Zoopla will test investor appetite after several other lacklustre floats as it nears a £1 billion flotation.

The online property advertising group’s shares will be valued between 200p and 250p in the initial public offering, making Zoopla worth £940 million at the mid-range when it begins trading around June 24.

However, the float market showed fresh signs of fatigue when OneSavings floated today at 170p at the bottom of expectations, after the fledgling bank had earlier set a share price between 170p and 225p.

Old-age group Saga also struggled last week on its debut at 185p — at the low end of its target of 185p to 245p.

Zoopla chief executive Alex Chesterman said it has seen a “strong level of investor interest” since announcing its float.

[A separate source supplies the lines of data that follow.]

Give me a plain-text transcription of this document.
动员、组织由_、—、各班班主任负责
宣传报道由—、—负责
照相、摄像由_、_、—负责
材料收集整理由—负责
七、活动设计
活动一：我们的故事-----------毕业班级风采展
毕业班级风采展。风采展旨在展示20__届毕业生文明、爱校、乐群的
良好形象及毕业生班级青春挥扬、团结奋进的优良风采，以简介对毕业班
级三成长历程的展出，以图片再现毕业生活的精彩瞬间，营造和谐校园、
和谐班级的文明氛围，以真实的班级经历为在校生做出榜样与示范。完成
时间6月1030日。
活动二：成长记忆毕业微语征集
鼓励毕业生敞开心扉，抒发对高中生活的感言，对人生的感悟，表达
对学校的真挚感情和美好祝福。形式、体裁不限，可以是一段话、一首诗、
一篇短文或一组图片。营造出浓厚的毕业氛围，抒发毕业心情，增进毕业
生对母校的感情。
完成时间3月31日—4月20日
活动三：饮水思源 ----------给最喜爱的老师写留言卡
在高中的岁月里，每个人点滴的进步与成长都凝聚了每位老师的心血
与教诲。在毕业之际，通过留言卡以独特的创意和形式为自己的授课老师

Traffic on Zoopla’s website and mobile apps is up 37 per cent in the eight months to May against a year earlier as the UK property market booms. More than half of its traffic is now on mobile.

Daily Mail and General Trust, a minority shareholder in the Evening Standard, holds almost 53 per cent of Zoopla and is set to land a windfall worth as much as £500 million.

DMGT invested only around £80 million in Zoopla, the second biggest player in online property advertising in Britain behind Rightmove.

Broker Liberum Capital said the £940 million valuation was slightly below its £1 billion estimate.

The IPO market has been at its busiest since 2007, with shares in Royal Mail and Foxtons rocketing on their debuts last autumn, but some investors are fretting it may have peaked.

Saga shares, up 2p today at 174.5p, remain below their offer price. OneSavings climbed 5.9p to 175.9p on its debut.

Another float could be in the pipeline as EE, Britain’s biggest mobile company, said it wants to revisit plans for an IPO after the summer.

Gervais Pellissier, deputy chief executive of Orange, co-owner of EE, admitted it had had “difficulty” persuading investors that the company is a “growth story” amid declining telecom revenues.

Espirito Santo bank reckoned EE could be waiting for merger activity in the UK to increase “market appetite”.